Malam itu, Nur tidak menceritakan tentang sosok Hitam yang mengintai mereka. Pada Malam pertama, Nur, Ayu dan Widya tidur dalam satu kamar yang sama. Mereka sepakat untuk menggelar tikar, dengan posisi Nur ada di tengah. Sementara Ayu dan Widya ada disamping kanan dan kiri Nur.

Saat mejamkan mata terdengar binatang malam bersahut-sahutan, berlomba untuk menunjukkan eksistensinya. Nur tidak bisa tidur, kemudian ia melihat 2 sahabatnya sudah tertidur lelap, ia terjaga sendirian menatap langit-langit yang berupa genting hitam dengan sarang laba-laba.

- Iklan -

Rumah desa, tentu saja begini, pikir Nur, memaklumi, sekat kamarpun tidak menyentuh langit kamar, jadi Nur bisa melihat celah disana. Ketika ia memikirkan kejadian hari ini, Nur tiba-tiba tersadar bahwa suara riuh binatang malam sudah tidak lagi terdengar lagi. Kini berganti dengan suara sunyi yang memekik membuat telinga Nur menjerit dalam ketakutan.

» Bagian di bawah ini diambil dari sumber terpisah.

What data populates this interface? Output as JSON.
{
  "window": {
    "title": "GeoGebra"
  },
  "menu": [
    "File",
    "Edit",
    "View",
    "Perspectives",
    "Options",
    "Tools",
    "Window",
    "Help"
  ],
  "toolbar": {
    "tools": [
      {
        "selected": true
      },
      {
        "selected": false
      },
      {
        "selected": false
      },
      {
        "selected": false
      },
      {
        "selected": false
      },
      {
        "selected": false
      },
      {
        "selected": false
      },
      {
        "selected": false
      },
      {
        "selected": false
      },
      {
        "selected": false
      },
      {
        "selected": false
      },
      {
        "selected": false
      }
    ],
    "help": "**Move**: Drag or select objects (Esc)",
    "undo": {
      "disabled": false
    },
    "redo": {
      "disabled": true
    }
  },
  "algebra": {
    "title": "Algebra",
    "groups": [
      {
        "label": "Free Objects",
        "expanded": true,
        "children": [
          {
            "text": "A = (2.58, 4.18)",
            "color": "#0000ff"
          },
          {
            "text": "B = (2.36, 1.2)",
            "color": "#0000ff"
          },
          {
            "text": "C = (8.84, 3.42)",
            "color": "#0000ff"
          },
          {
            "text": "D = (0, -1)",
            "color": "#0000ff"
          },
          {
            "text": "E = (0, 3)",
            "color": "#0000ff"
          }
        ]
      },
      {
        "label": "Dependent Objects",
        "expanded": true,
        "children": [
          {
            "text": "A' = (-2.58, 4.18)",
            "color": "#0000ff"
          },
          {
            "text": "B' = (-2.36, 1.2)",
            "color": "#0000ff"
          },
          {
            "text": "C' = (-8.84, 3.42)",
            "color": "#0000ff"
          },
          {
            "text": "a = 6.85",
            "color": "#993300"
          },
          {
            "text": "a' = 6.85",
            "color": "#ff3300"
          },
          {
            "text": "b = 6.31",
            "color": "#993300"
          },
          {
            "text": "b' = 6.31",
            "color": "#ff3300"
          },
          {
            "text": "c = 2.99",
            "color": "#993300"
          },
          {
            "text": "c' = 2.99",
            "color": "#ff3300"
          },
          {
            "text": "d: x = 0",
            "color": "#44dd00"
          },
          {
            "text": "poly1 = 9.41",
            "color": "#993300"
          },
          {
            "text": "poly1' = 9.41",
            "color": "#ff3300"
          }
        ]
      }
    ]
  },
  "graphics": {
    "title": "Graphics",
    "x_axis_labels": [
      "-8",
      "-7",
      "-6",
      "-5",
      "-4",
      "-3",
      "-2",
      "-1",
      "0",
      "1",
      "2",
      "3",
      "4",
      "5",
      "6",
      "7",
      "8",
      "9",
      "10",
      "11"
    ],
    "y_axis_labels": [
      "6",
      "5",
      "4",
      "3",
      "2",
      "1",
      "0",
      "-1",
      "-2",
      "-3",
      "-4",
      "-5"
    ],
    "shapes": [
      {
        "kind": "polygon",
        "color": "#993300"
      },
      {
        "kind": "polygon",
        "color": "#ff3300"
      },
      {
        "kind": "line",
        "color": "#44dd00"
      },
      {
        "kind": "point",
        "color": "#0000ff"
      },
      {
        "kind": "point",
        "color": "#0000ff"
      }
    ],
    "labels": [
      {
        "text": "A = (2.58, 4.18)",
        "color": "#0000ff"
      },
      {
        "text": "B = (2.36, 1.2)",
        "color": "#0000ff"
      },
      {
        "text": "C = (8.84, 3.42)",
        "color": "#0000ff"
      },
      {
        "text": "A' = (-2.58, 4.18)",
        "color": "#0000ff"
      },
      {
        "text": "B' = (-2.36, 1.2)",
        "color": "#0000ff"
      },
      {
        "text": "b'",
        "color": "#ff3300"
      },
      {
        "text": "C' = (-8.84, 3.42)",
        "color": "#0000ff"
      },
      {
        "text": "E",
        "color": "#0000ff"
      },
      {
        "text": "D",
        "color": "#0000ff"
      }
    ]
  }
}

Perasaan tidak enak, tiba-tiba muncul begitu saja membuat Nur, lebih waspada. ketika pandanganya, mencoba mencari cara untuk mengurangi rasa takutnya, di tengah cahaya lampu petromax yang memancarkan sinar temaram, di sudut sekat kamar ada sosok bermata merah mengintipnya.

Nur tercekat, ia kemudian mundur menutupi wajahnya dengan selimut yang ia bawa. Penampakan wajahnya terbayang di dalam kepala Nur. Dengan mengingatnya, benar-benar membuat debar jantung di dadanya, berdegup kencang. ia masih ingat, tanduk kerbau yang menempel di kepalanya serta pancaran amarahnya seolah membuat Nur semakin tersudut dalam ketakutan.

Dengan spontan, Nur pun mulai membaca ayat kursi. Namun, di setiap ia menyelesaikan satu panjatan doa, diikuti oleh suara papan kayu yang di gebrak keras dengan serampangan.

Nur mulai menangis, ia tahu makhluk itu masih disana. Seakan tidak terima dengan apa yang ia lakukan, meminta bantuan kepada tuhan. Tepat ketika isi hati Nur menjerit, perlahan suara itu pun menghilang berganti dengan keheningan.

Nur terbangun ketika subuh memanggil, ia masih belum mengerti dengan kejadian semalam. Apakah itu mimpi atau benar-benar terjadi, yang ia tahu ia harus menjalankan tugasnya sebagai seorang muslimah yang taat. Ia kemudian mengerjakan sholat subuh.

Nur, berusaha meyakinkan dirinya tidak akan bercerita bahkan kepada 2 sahabatnya, atas apa yang barusaja menimpanya.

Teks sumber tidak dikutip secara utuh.